Jeff was still talking, mostly about their college escapades and all the stupid shit they got into when they were younger. He didn’t even notice my internal crisis. I stood abruptly and briskly walked to the door, hoping to make it there before the tears started to fall.

“Thanks, Jeff. That was… insightful,” I managed to say as I pulled the door open and made a beeline for my office. I shut the door, leaned against the cool glass, and let the tears fall.

* * *

I worked through the rest of my morning, knowing that I should have just gone home because I got nothing done. I shuffled papers around, drafted a few emails, and cried in the bathroom. A lot. Carter had mercifully been gone all day, which meant Emma had been quietly working in her office. Nobody had bothered me, so I decided to keep working.

Within a few hours, I felt a little of the bitterness subside and I started to wrap things up to go home. Just as I sent a few last minute files to Carter’s desktop, Wyatt swung through my door with that heart-stopping grin on his stupid, boyish face.

“Hey sexy, how has your day been? I tried calling you yesterday but no answer,” he whispered, shutting the door quietly behind him. He snuck over to my desk and I stood too quickly as he got closer. I got a bit light-headed - all I’d eaten that day was a bit of toast and juice. Wyatt seemed to notice my struggle and looked concerned, stepping forward to grab my arms.

“You OK? You need me to get you anything?” he asked, but I jerked myself out of his grasp and moved towards my coat and purse, my heels clicking purposefully as I moved. I did not want to face him right now, I didn’t want him to try and kiss me again, and I most definitely did not want him to see me cry. Suck it up, buttercup, I told myself as I stuffed my things in my bag and turned towards the door.

“Tori? What the hell? Tor-” I cut Wyatt off by opening my office door and walked down the hall, keeping my chin up and my stride brisk. He won’t chase me at work, we’re not even an item, I assured myself. Apparently, just to prove me wrong, Wyatt nearly slammed my office door against the wall in his race to catch up to me, shouting, “Victoria!” as he came jogging down the hall.

Way to be inconspicuous, Preston, I internally shouted at him as I picked up my pace even more. People were walking into the hallway to see what the hell the shouting was about and I burned bright red. This was not going as I had planned. I turned to face Wyatt and bit out, “Everything is just fine, Wyatt. You can carry on with your life, not need to worry about me.”

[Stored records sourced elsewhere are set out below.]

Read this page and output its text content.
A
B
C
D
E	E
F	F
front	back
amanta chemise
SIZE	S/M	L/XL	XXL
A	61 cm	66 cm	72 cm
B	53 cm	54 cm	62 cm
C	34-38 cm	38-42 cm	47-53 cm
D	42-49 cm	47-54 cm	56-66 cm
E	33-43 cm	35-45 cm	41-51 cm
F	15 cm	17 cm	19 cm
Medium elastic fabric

The look of confusion on his face spurred me into more of a fury and I turned on my heels to leave. Jeff’s door opened as well and I steeled my gaze as our eyes meet. Hold him off! I basically screamed with eyes, and Jeff seemed to get the message. He nodded curtly at me, confused but still in Gentleman Mode. He stepped behind me just as I passed and his hands met Wyatt’s chest before he could close in on me.

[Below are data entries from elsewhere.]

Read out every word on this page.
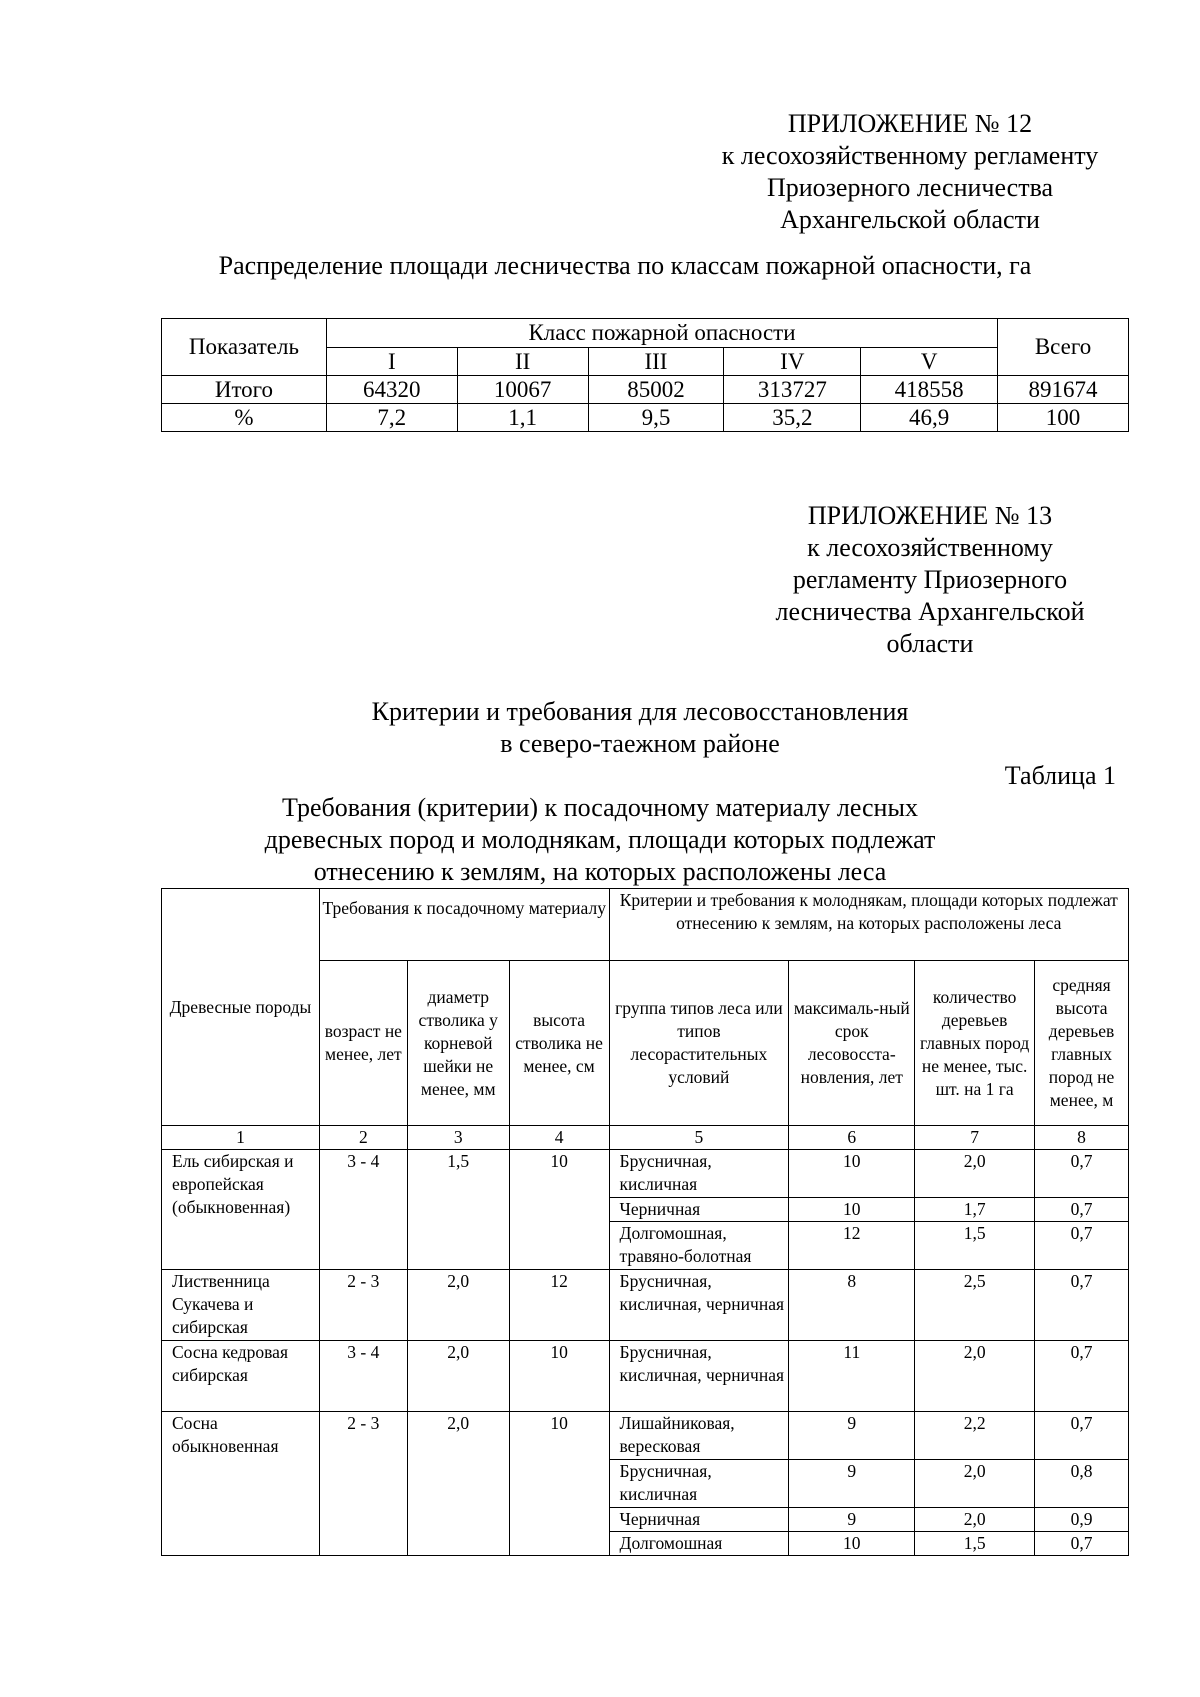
ПРИЛОЖЕНИЕ № 12
к лесохозяйственному регламенту
Приозерного лесничества
Архангельской области
Распределение площади лесничества по классам пожарной опасности, га
Показатель	Класс пожарной опасности					Всего
	I	II	III	IV	V	
Итого	64320	10067	85002	313727	418558	891674
%	7,2	1,1	9,5	35,2	46,9	100
ПРИЛОЖЕНИЕ № 13
к лесохозяйственному
регламенту Приозерного
лесничества Архангельской
области
Критерии и требования для лесовосстановления
в северо-таежном районе
Таблица 1
Требования (критерии) к посадочному материалу лесных
древесных пород и молоднякам, площади которых подлежат
отнесению к землям, на которых расположены леса
Древесные породы	Требования к посадочному материалу			Критерии и требования к молоднякам, площади которых подлежат отнесению к землям, на которых расположены леса			
	возраст не менее, лет	диаметр стволика у корневой шейки не менее, мм	высота стволика не менее, см	группа типов леса или типов лесорастительных условий	максималь-ный срок лесовосста-новления, лет	количество деревьев главных пород не менее, тыс. шт. на 1 га	средняя высота деревьев главных пород не менее, м
1	2	3	4	5	6	7	8
Ель сибирская и европейская (обыкновенная)	3 - 4	1,5	10	Брусничная, кисличная	10	2,0	0,7
				Черничная	10	1,7	0,7
				Долгомошная, травяно-болотная	12	1,5	0,7
Лиственница Сукачева и сибирская	2 - 3	2,0	12	Брусничная, кисличная, черничная	8	2,5	0,7
Сосна кедровая сибирская	3 - 4	2,0	10	Брусничная, кисличная, черничная	11	2,0	0,7
Сосна обыкновенная	2 - 3	2,0	10	Лишайниковая, вересковая	9	2,2	0,7
				Брусничная, кисличная	9	2,0	0,8
				Черничная	9	2,0	0,9
				Долгомошная	10	1,5	0,7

“What the fuck, Jeff?” Wyatt bellowed, and I heard him try to push Jeff against the wall.

“Dude, let it go. We need to chat. Just let her go,” Jeff tried to whisper, but I could hear his words as I turned the last corner in the office.

“But… why?” I heard Wyatt ask, stilling. I tried to tell myself that I didn’t hear it, that it didn’t hurt my chest a little, but the truth was I did. I heard every word when Wyatt says, “I don’t understand. What did I do wrong?”

Nothing, Wyatt. You just don’t want me, and I felt myself crumple a little. The tears fell as I walked to the curb outside the office and flagged down a cab. I’m having a baby. Alone. Just like I wanted.